Mudanya’da tartışılan asıl konu, Trakya’nın tesliminin ne zaman ve nasıl olacağı idi.. Müttefikler bölgenin Yunanlılar tarafından önce kendilerine teslim edilmesini barış antlaşmasından sonra Türk Yönetimine bırakılmasını istiyorlardı. Gazi Mustafa Kemal Paşa ise Trakya’nın (Karaağaç dahil) doğrudan Türkiye’ye verilmesini ve buraya sokulacak kuvvet hakkında hiçbir kısıtlama olmamasında ısrarlı idi. Zira Ege’de hezimete uğrayan Yunan Ordusu yenilginin acısını Trakya Türklerinden çıkartmak için Türklere zulüm uyguluyorlardı.. Ayrıca Yunan Ordusunun toparlanabilen birlikleri Batı Trakya’da yığınak yapıyorlardı. Misakı Milli sınırları içindeki Trakya’nın bir an önce kurtarılması gerekiyordu..
Başkomutan Mustafa Kemal Paşa ve Genel Kurmay Başkanı Mareşal Fevzi Çakmak görüşmeleri yakından izlemek için Bursa’ya gelmişlerdi. İnönü savaştaki gibi her gün Başkomutana görüşmeler hakkında bilgi veriyordu..
Trakya’nın Türkiye’ye teslim şekli konusunda tıkanan görüşmeleri Başkomutan Mustafa Kemal’in Batı Cephesi Komutanı İnönü’ye 6 Ekim’de verdiği şu talimat çözdü: “Trakya’nın Türkiye Büyük Millet Meclisi Hükümetine iadesini kabul etmedikleri taktirde 6/7 Ekim’de İstanbul üzerine harekete geçiniz. Görüşmeler olumsuz sonuçlandığı taktirde İngiliz generaline Trakya’daki düşmanı takip için İstanbul ve Çanakkale üzerine harekat yapacak kıtalarımızla İngiliz kıtaları arasında çatışmaya meydan vermemek için gereken emir ve talimat vermesini söyleyiniz.”

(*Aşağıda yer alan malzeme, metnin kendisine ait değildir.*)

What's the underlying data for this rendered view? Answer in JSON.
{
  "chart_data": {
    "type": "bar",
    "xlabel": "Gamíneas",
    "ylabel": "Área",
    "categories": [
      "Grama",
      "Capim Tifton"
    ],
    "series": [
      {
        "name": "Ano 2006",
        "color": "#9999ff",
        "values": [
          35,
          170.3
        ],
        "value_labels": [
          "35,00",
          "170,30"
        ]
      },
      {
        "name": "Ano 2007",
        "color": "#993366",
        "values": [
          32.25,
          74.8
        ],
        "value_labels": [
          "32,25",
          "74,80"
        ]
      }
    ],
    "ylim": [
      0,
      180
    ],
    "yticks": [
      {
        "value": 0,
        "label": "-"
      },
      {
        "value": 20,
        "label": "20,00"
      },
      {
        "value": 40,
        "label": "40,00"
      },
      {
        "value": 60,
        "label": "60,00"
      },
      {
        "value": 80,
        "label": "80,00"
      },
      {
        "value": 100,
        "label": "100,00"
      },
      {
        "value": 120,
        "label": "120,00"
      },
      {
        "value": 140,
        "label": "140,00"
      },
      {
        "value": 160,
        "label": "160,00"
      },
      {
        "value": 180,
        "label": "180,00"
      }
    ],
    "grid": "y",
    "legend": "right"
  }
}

Başkomutan Mustafa Kemal Paşa: “Trakya’yı doğrudan bize teslim etmezlerse zorla alırız” diyordu. İnönü’nün aldığı bu talimatı muhataplarına bildirmesi İtilaf Devletleri üzerinde büyük bir etki yapmıştı. Bu talimatı alan İnönü, Kocaeli Yarımadasında ve Çanakkale’de hazır bekleyen 1. Ve 2. Ordulara İstanbul ve Çanakkale üzerine harekete geçmeleri emrini verdi.
General Harrington hükümetinden talimat almak üzere Mudanya’dan ayrılmıştı. Dönüşünde şunları söyledi: “Hükümetimden talimat aldım. Müttefikler Trakya’yı size teslim ediyorlar. Karaağaç’ı da alacaksınız. 45 gün içinde idareniz Trakya’ya yerleşmiş olacaktır.”
Başkomutanın Trakya’yı gerekirse zorla alma tehdidi sonuç vermişti. Nitekim, Bu esasları içeren Mudanya Ateşkes Antlaşması 11 Ekim 1922 saat 06.00’da imzalandı. Böylece Misakı Milli sınırları içindeki Trakya’yı tek silah atmadan, Ege’deki kesin zaferin sonucu olarak ve Türk ordusunun caydırıcı gücü ile geri almış olunuyordu.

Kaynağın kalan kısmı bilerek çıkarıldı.